If you’re installing a hardwood floor in new construction, all you have to worry about is the condition of the subfloor. But if you’re working on a remodel project, you’ll likely have to remove an existing floor covering, which might be carpet, linoleum, or vinyl. Removing old floor coverings is my least favorite part of installing wood flooring.
No matter how many times a carpet is cleaned throughout its life, removing all the animal dander, dirt, and dead bugs is just about impossible. With that in mind, I always wear a respirator when tearing up old carpet. Unlike dust masks, respirators are certified by the U.S. government to ensure that they meet specified minimum filtration requirements, as well as specific manufacturing quality levels. Also, many dust masks do not seal tightly to the face and allow airborne hazards to pass. When estimating the amount of flooring needed, take into account the shape of the room as well as the flooring direction. Rooms with multiple jogs or bays, or diagonal installations, can result in twice the waste of simpler spaces.
Many carpets are held in place by tack strips installed next to the walls.

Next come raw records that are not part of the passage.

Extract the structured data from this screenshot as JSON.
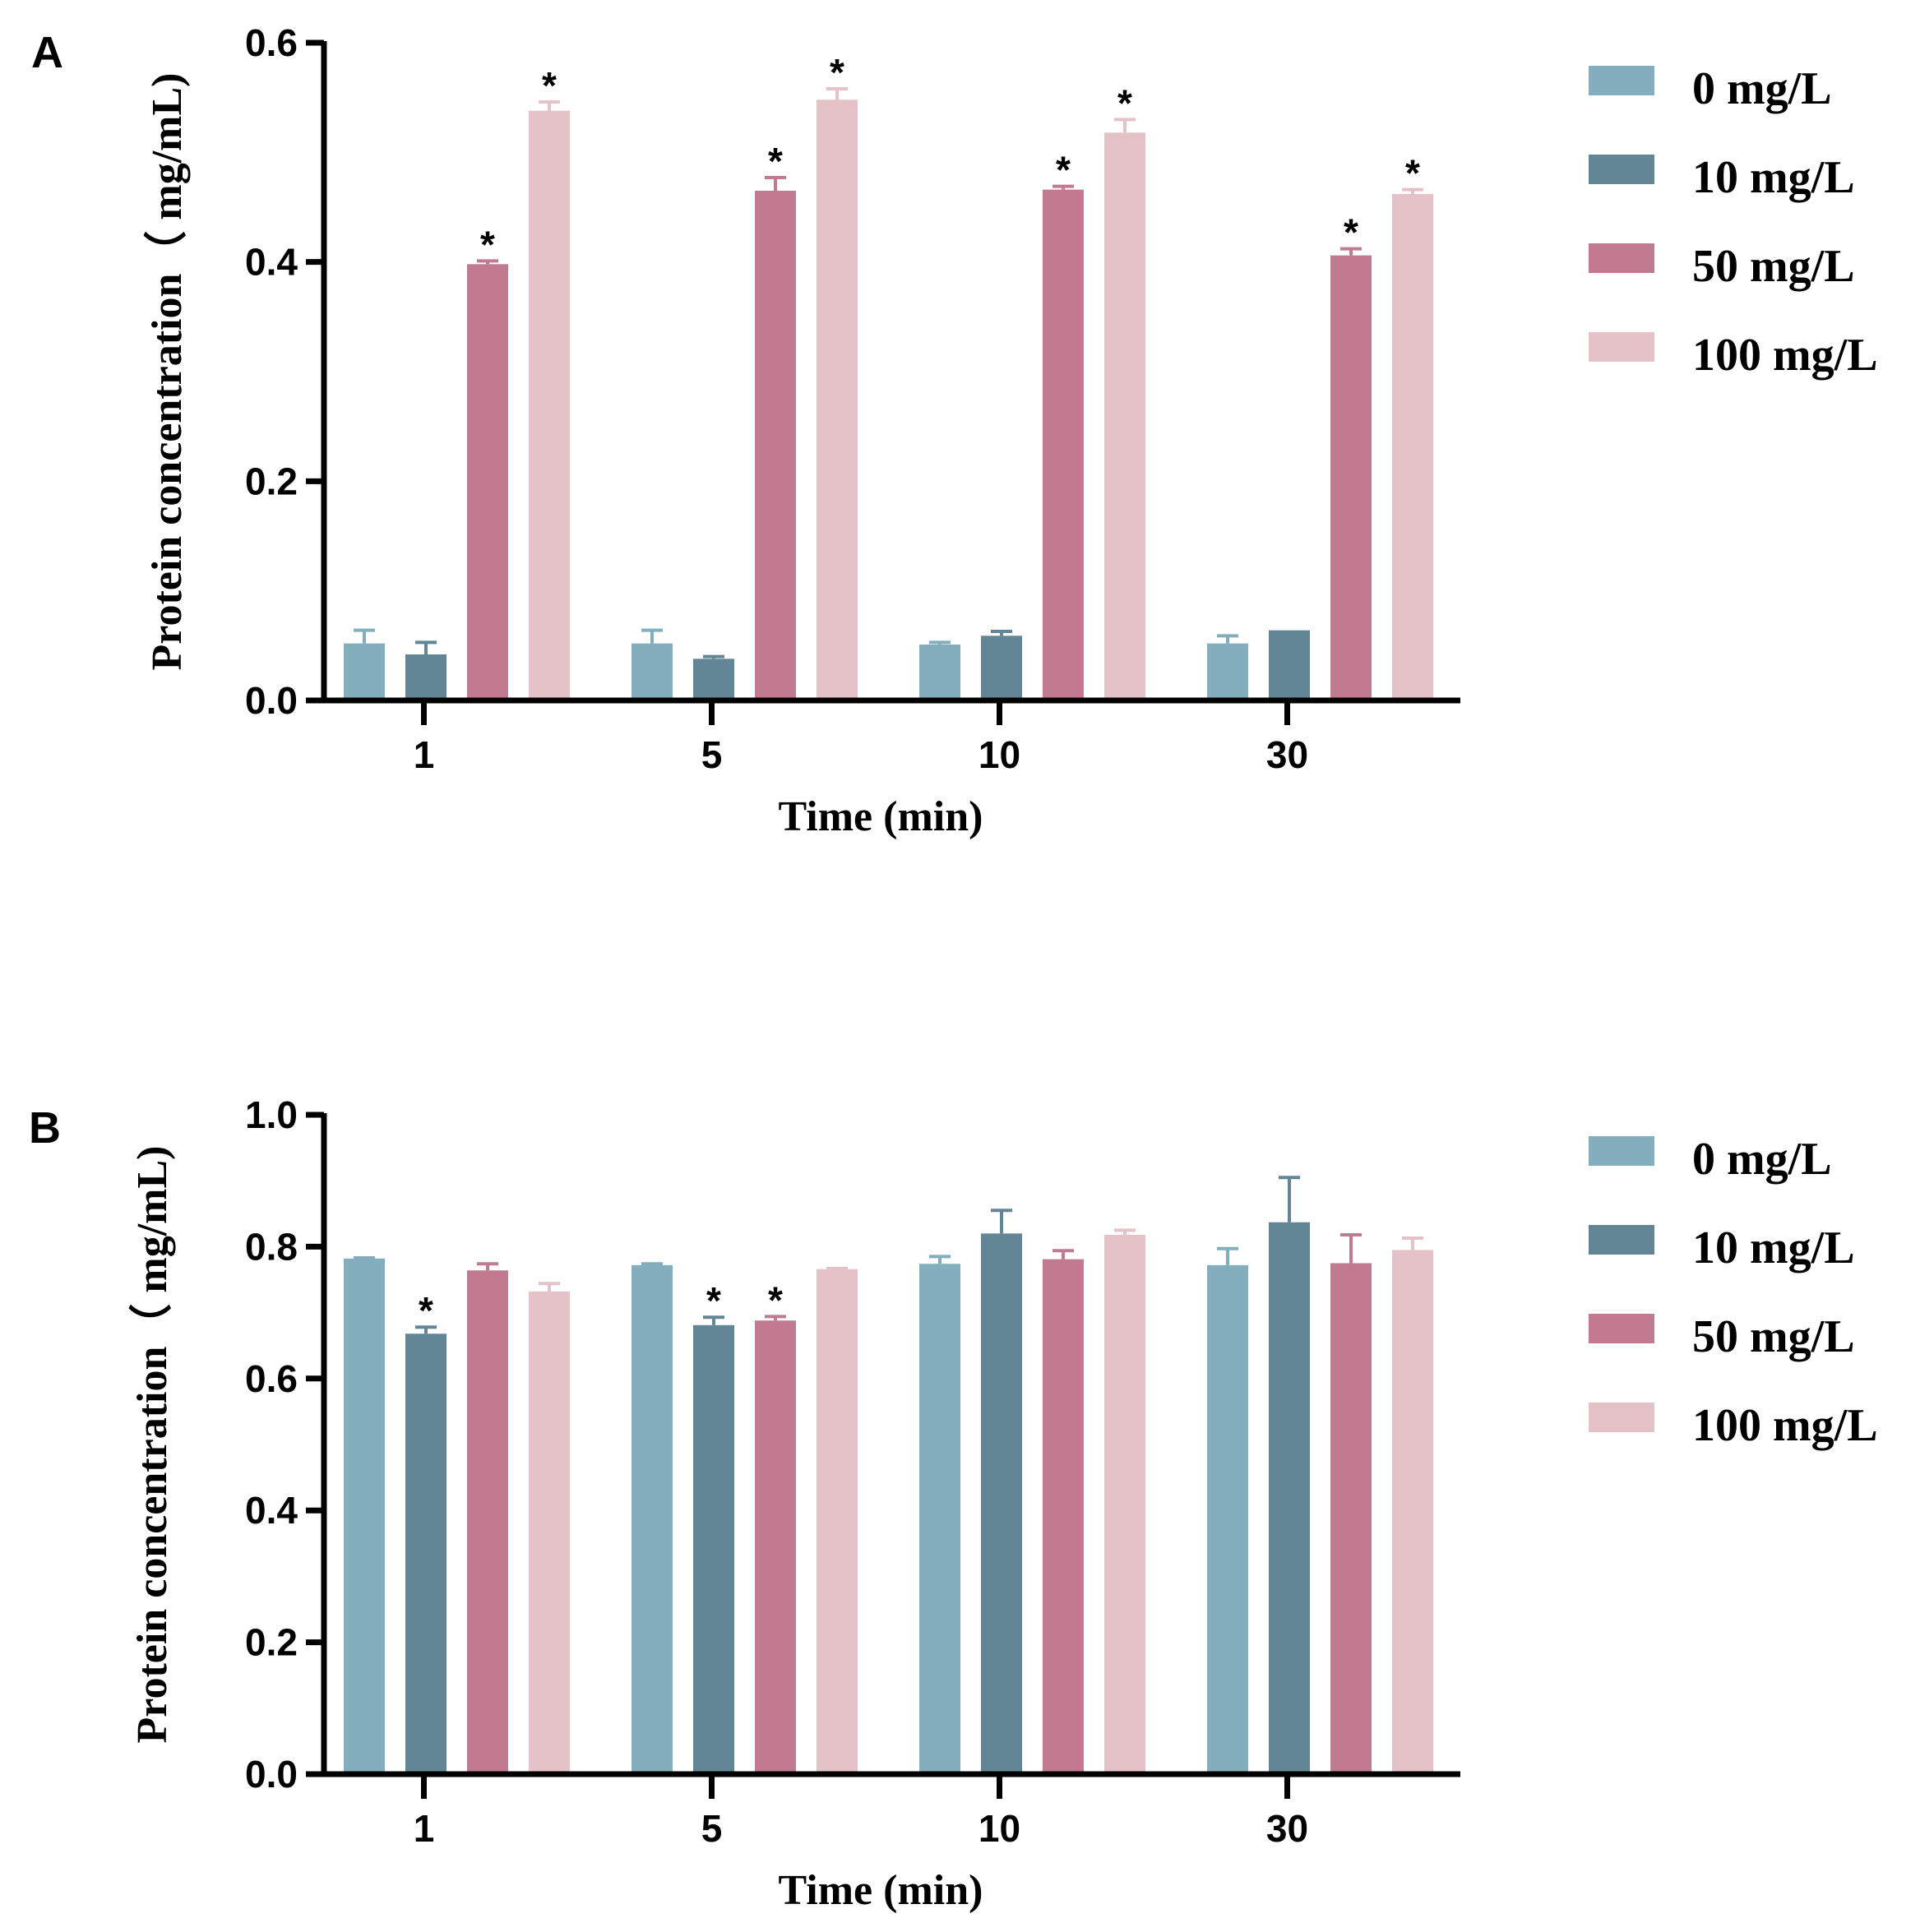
{
  "chart_data": [
    {
      "type": "bar",
      "panel": "A",
      "xlabel": "Time (min)",
      "ylabel": "Protein concentration（ mg/mL)",
      "ylim": [
        0,
        0.6
      ],
      "yticks": [
        "0.0",
        "0.2",
        "0.4",
        "0.6"
      ],
      "categories": [
        "1",
        "5",
        "10",
        "30"
      ],
      "series": [
        {
          "name": "0 mg/L",
          "color": "#82aebd",
          "values": [
            0.052,
            0.052,
            0.051,
            0.052
          ],
          "errors": [
            0.012,
            0.012,
            0.002,
            0.007
          ],
          "significant": [
            false,
            false,
            false,
            false
          ]
        },
        {
          "name": "10 mg/L",
          "color": "#628696",
          "values": [
            0.042,
            0.038,
            0.059,
            0.064
          ],
          "errors": [
            0.011,
            0.002,
            0.004,
            0.0
          ],
          "significant": [
            false,
            false,
            false,
            false
          ]
        },
        {
          "name": "50 mg/L",
          "color": "#c27a91",
          "values": [
            0.398,
            0.465,
            0.466,
            0.406
          ],
          "errors": [
            0.003,
            0.012,
            0.003,
            0.006
          ],
          "significant": [
            true,
            true,
            true,
            true
          ]
        },
        {
          "name": "100 mg/L",
          "color": "#e4c2c8",
          "values": [
            0.538,
            0.548,
            0.518,
            0.462
          ],
          "errors": [
            0.008,
            0.01,
            0.012,
            0.004
          ],
          "significant": [
            true,
            true,
            true,
            true
          ]
        }
      ],
      "significance_marker": "*"
    },
    {
      "type": "bar",
      "panel": "B",
      "xlabel": "Time (min)",
      "ylabel": "Protein concentration（ mg/mL)",
      "ylim": [
        0,
        1.0
      ],
      "yticks": [
        "0.0",
        "0.2",
        "0.4",
        "0.6",
        "0.8",
        "1.0"
      ],
      "categories": [
        "1",
        "5",
        "10",
        "30"
      ],
      "series": [
        {
          "name": "0 mg/L",
          "color": "#82aebd",
          "values": [
            0.782,
            0.772,
            0.774,
            0.772
          ],
          "errors": [
            0.001,
            0.002,
            0.011,
            0.025
          ],
          "significant": [
            false,
            false,
            false,
            false
          ]
        },
        {
          "name": "10 mg/L",
          "color": "#628696",
          "values": [
            0.668,
            0.681,
            0.82,
            0.837
          ],
          "errors": [
            0.01,
            0.012,
            0.035,
            0.068
          ],
          "significant": [
            true,
            true,
            false,
            false
          ]
        },
        {
          "name": "50 mg/L",
          "color": "#c27a91",
          "values": [
            0.764,
            0.688,
            0.781,
            0.775
          ],
          "errors": [
            0.01,
            0.006,
            0.013,
            0.043
          ],
          "significant": [
            false,
            true,
            false,
            false
          ]
        },
        {
          "name": "100 mg/L",
          "color": "#e4c2c8",
          "values": [
            0.732,
            0.766,
            0.818,
            0.795
          ],
          "errors": [
            0.012,
            0.001,
            0.007,
            0.018
          ],
          "significant": [
            false,
            false,
            false,
            false
          ]
        }
      ],
      "significance_marker": "*"
    }
  ]
}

These narrow wooden strips have small, sharp, angled nails that point up to hold the carpet’s backing. The strips themselves are nailed to the floor. To begin removing old carpet, pull back a corner with pliers. Continue around the outside of the room, releasing the rest of the carpet from the tack strip. Cut the carpet into manageable strips to haul away. If there are existing wood floors under the carpet that you simply plan to refinish, be careful not to damage them while cutting the carpet. Vacuum the subfloor as you remove the carpet strips to limit the amount of dirt that becomes airborne.
Once you’ve removed all the carpet, pull up the tack strips using small pry bars, a claw hammer, and pliers. A drywall-taping knife can be placed between the floor and the pry bar to protect the wood floor from damage. A cat’s paw-type nail puller can also be used to remove nails from a stubborn tack strip. Wear gloves while removing the tack strips. The tack strip has sharp little teeth, and at least one will find its way into your fingers.